The algorithm is a Bayesian classifier, commonly used for spam detection.
When your mark a message as spam in your inbox, the internal database gets trained to recognize future messages similar to the marked one as spam.
A similar method is used in I Write Like's style analyzer: we trained it on numerous texts from famous authors by extracting words and various stylistic features, such as sentence structure and punctuation. When analyzing your text, the algorithm extracts these features and determines the author who used the same ones.
Writing style is not precisely defined. Different people may describe an author's style differently, leading to varying opinions. Therefore, determining the accuracy of human evaluations of styles can be challenging. Algorithmic evaluation is even more complicated.
I Write Like employs a statistical analysis of word choice and sentence structure. Initially, this analysis was conducted for each author in our database. The program then applies the same metrics to your text and calculates probabilities to identify the author with the most similar metrics.
While such analysis can't be 100% accurate, it's still fun.
At this time, I Write Like's style analyzer only supports English.

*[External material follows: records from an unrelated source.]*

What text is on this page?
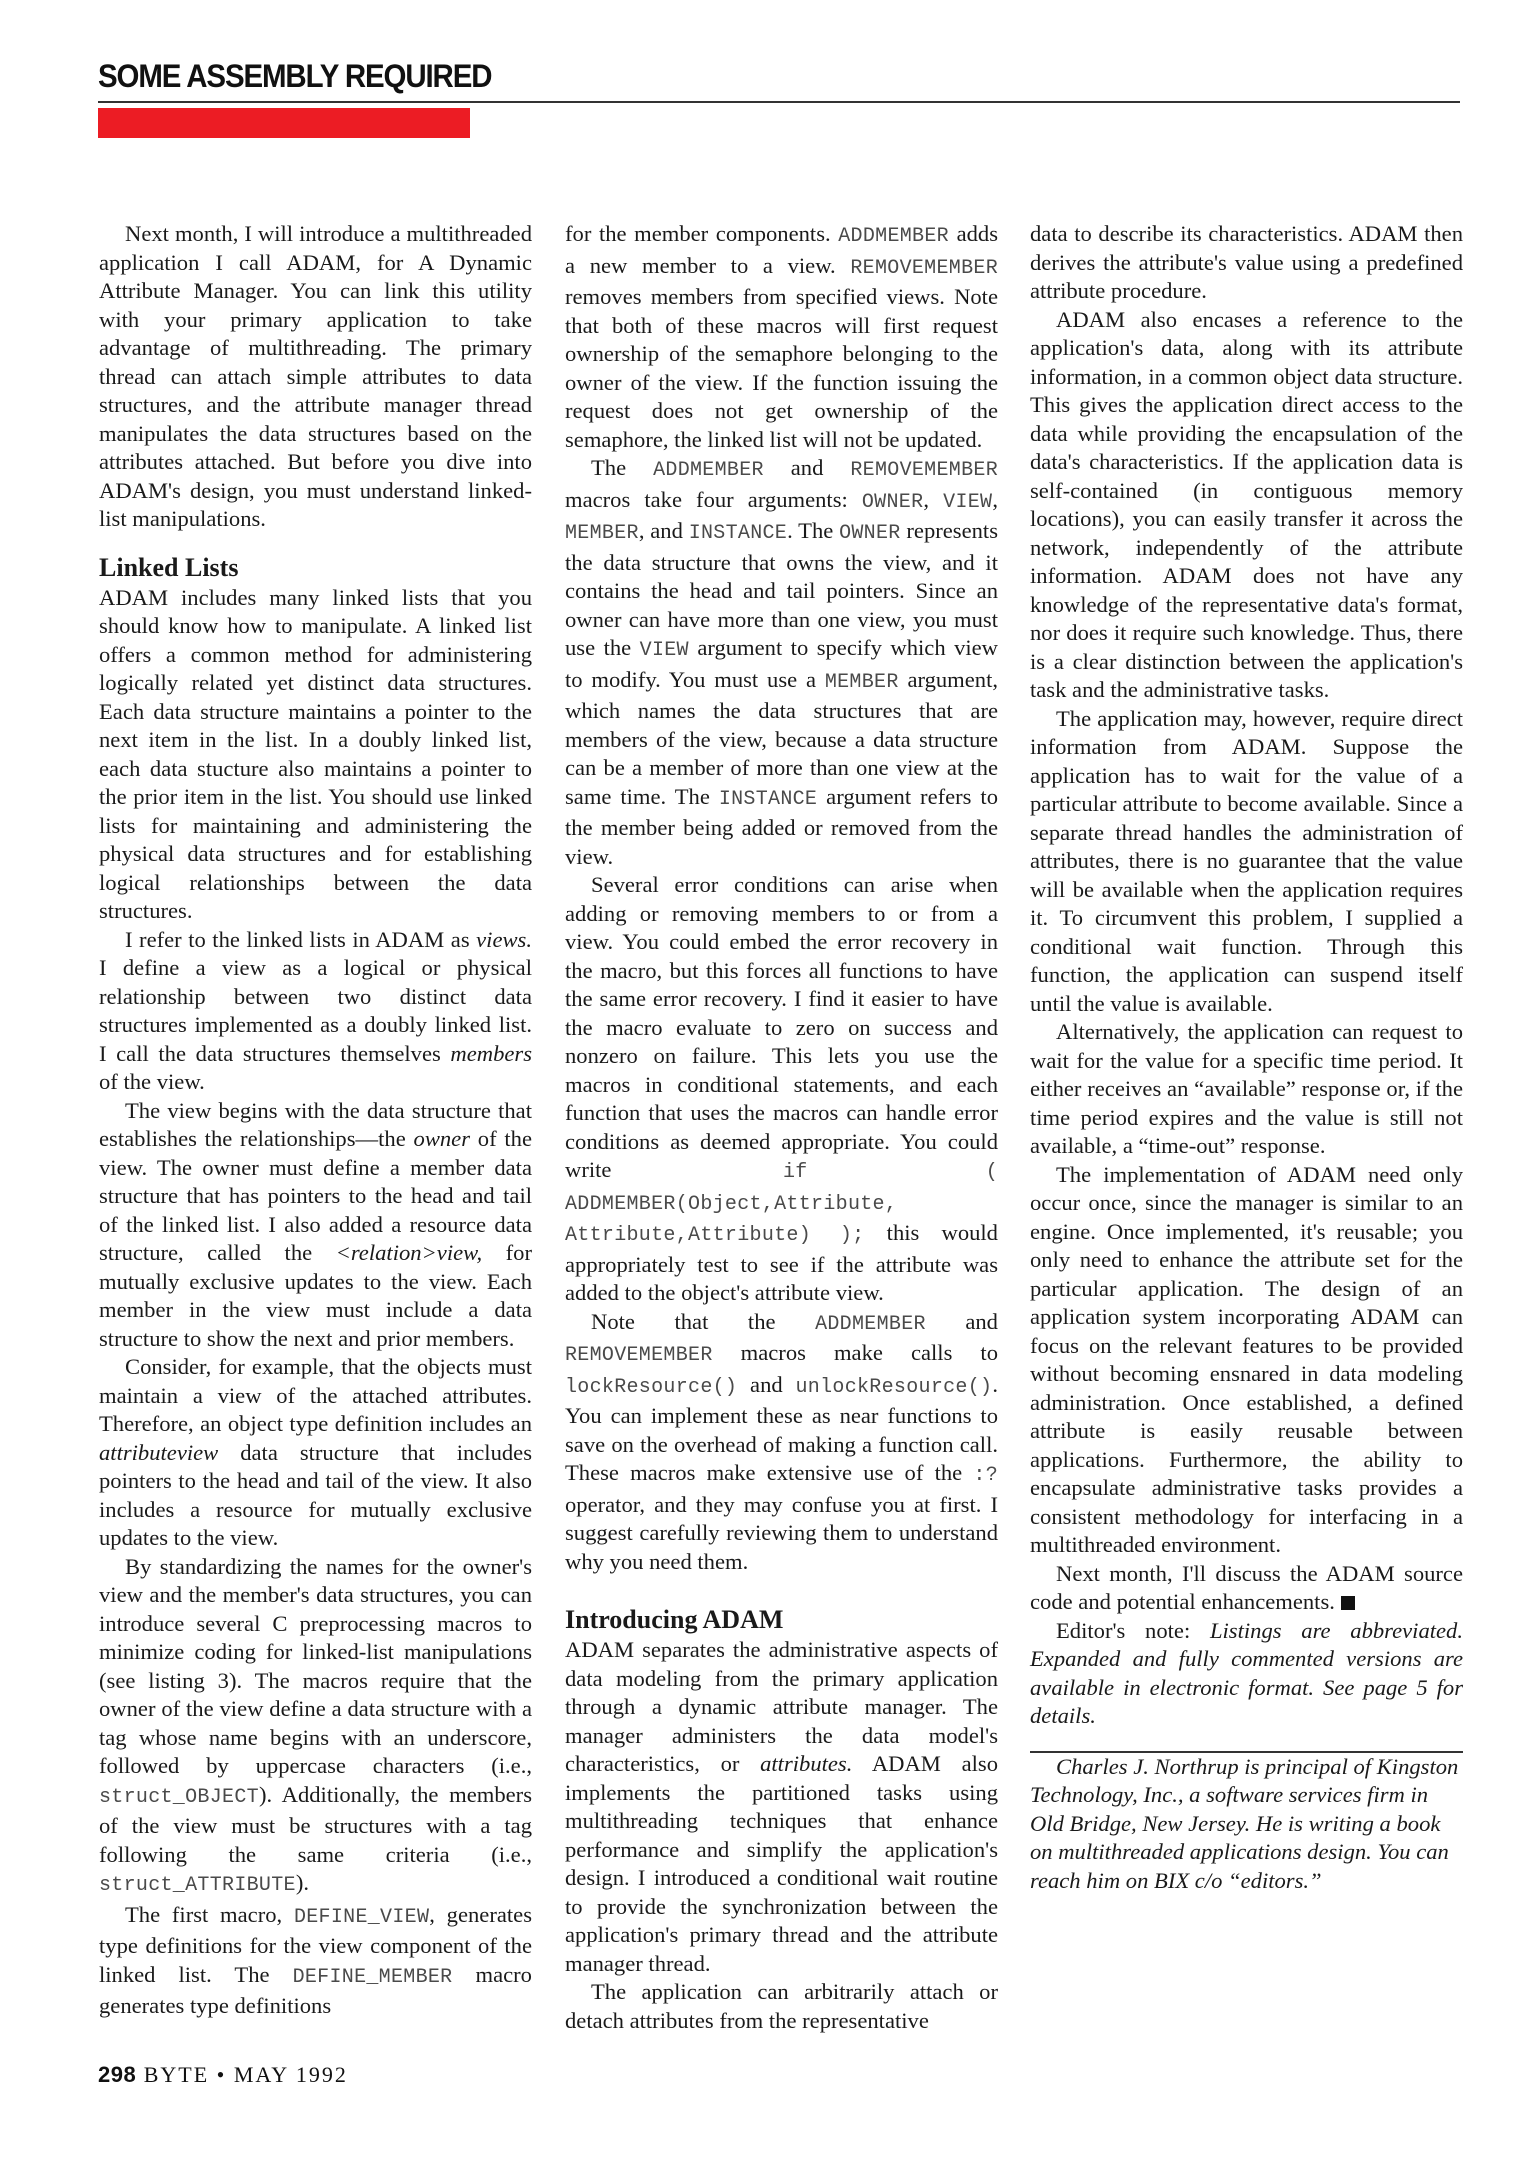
SOME ASSEMBLY REQUIRED

Next month, I will introduce a multithreaded application I call ADAM, for A Dynamic Attribute Manager. You can link this utility with your primary application to take advantage of multithreading. The primary thread can attach simple attributes to data structures, and the attribute manager thread manipulates the data structures based on the attributes attached. But before you dive into ADAM's design, you must understand linked-list manipulations.

Linked Lists

ADAM includes many linked lists that you should know how to manipulate. A linked list offers a common method for administering logically related yet distinct data structures. Each data structure maintains a pointer to the next item in the list. In a doubly linked list, each data stucture also maintains a pointer to the prior item in the list. You should use linked lists for maintaining and administering the physical data structures and for establishing logical relationships between the data structures.

I refer to the linked lists in ADAM as views. I define a view as a logical or physical relationship between two distinct data structures implemented as a doubly linked list. I call the data structures themselves members of the view.

The view begins with the data structure that establishes the relationships—the owner of the view. The owner must define a member data structure that has pointers to the head and tail of the linked list. I also added a resource data structure, called the <relation>view, for mutually exclusive updates to the view. Each member in the view must include a data structure to show the next and prior members.

Consider, for example, that the objects must maintain a view of the attached attributes. Therefore, an object type definition includes an attributeview data structure that includes pointers to the head and tail of the view. It also includes a resource for mutually exclusive updates to the view.

By standardizing the names for the owner's view and the member's data structures, you can introduce several C preprocessing macros to minimize coding for linked-list manipulations (see listing 3). The macros require that the owner of the view define a data structure with a tag whose name begins with an underscore, followed by uppercase characters (i.e., struct_OBJECT). Additionally, the members of the view must be structures with a tag following the same criteria (i.e., struct_ATTRIBUTE).

The first macro, DEFINE_VIEW, generates type definitions for the view component of the linked list. The DEFINE_MEMBER macro generates type definitions

for the member components. ADDMEMBER adds a new member to a view. REMOVEMEMBER removes members from specified views. Note that both of these macros will first request ownership of the semaphore belonging to the owner of the view. If the function issuing the request does not get ownership of the semaphore, the linked list will not be updated.

The ADDMEMBER and REMOVEMEMBER macros take four arguments: OWNER, VIEW, MEMBER, and INSTANCE. The OWNER represents the data structure that owns the view, and it contains the head and tail pointers. Since an owner can have more than one view, you must use the VIEW argument to specify which view to modify. You must use a MEMBER argument, which names the data structures that are members of the view, because a data structure can be a member of more than one view at the same time. The INSTANCE argument refers to the member being added or removed from the view.

Several error conditions can arise when adding or removing members to or from a view. You could embed the error recovery in the macro, but this forces all functions to have the same error recovery. I find it easier to have the macro evaluate to zero on success and nonzero on failure. This lets you use the macros in conditional statements, and each function that uses the macros can handle error conditions as deemed appropriate. You could write if ( ADDMEMBER(Object,Attribute, Attribute,Attribute) ); this would appropriately test to see if the attribute was added to the object's attribute view.

Note that the ADDMEMBER and REMOVEMEMBER macros make calls to lockResource() and unlockResource(). You can implement these as near functions to save on the overhead of making a function call. These macros make extensive use of the :? operator, and they may confuse you at first. I suggest carefully reviewing them to understand why you need them.

Introducing ADAM

ADAM separates the administrative aspects of data modeling from the primary application through a dynamic attribute manager. The manager administers the data model's characteristics, or attributes. ADAM also implements the partitioned tasks using multithreading techniques that enhance performance and simplify the application's design. I introduced a conditional wait routine to provide the synchronization between the application's primary thread and the attribute manager thread.

The application can arbitrarily attach or detach attributes from the representative

data to describe its characteristics. ADAM then derives the attribute's value using a predefined attribute procedure.

ADAM also encases a reference to the application's data, along with its attribute information, in a common object data structure. This gives the application direct access to the data while providing the encapsulation of the data's characteristics. If the application data is self-contained (in contiguous memory locations), you can easily transfer it across the network, independently of the attribute information. ADAM does not have any knowledge of the representative data's format, nor does it require such knowledge. Thus, there is a clear distinction between the application's task and the administrative tasks.

The application may, however, require direct information from ADAM. Suppose the application has to wait for the value of a particular attribute to become available. Since a separate thread handles the administration of attributes, there is no guarantee that the value will be available when the application requires it. To circumvent this problem, I supplied a conditional wait function. Through this function, the application can suspend itself until the value is available.

Alternatively, the application can request to wait for the value for a specific time period. It either receives an “available” response or, if the time period expires and the value is still not available, a “time-out” response.

The implementation of ADAM need only occur once, since the manager is similar to an engine. Once implemented, it's reusable; you only need to enhance the attribute set for the particular application. The design of an application system incorporating ADAM can focus on the relevant features to be provided without becoming ensnared in data modeling administration. Once established, a defined attribute is easily reusable between applications. Furthermore, the ability to encapsulate administrative tasks provides a consistent methodology for interfacing in a multithreaded environment.

Next month, I'll discuss the ADAM source code and potential enhancements.

Editor's note: Listings are abbreviated. Expanded and fully commented versions are available in electronic format. See page 5 for details.

Charles J. Northrup is principal of Kingston Technology, Inc., a software services firm in Old Bridge, New Jersey. He is writing a book on multithreaded applications design. You can reach him on BIX c/o “editors.”

298 BYTE • MAY 1992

If you provide text in a different language, it may still produce a result based on some sentence structure metrics, but the outcome is meaningless.
The training corpus contained 50 authors. You can find the list of authors here.
The Bayesian classifier, used by I Write Like's style analyzer, is a machine learning algorithm. However, it is considerably simpler and less resource-intensive compared to large language models (LLM) like ChatGPT, which most people associate with artificial intelligence (AI).
Both I Write Like's style analyzer and large language models utilize statistics about text, but they do so in different ways.
The Bayesian classifier analyzes the statistical properties of text to make predictions or classifications based on probabilities derived from training data. It calculates the likelihood of a given piece of text belonging to different categories (in our case, authors).
Large language models, on the other hand, use neural networks trained on huge amounts of text to make predictions.
We open-sourced previous versions of I Write Like. You can find them on our GitHub account.
The latest version of the style analyzer that you see now uses the same (slightly improved) algorithm as the Go version, and, with a few differences, the Racket version. The original version released in 2010 used our Python-based Bayesian classifier.
We do not store your texts on our servers. We cannot read them.
The latest version that you are using right now doesn't even send texts to our servers for analysis; it does all the processing on your device, locally. You can even use it offline.
We do not use your texts for any analytical or training purposes because we can't even see them.
I Write Like was architected as a text processor app that runs on your device, available in a browser via a secure TLS connection.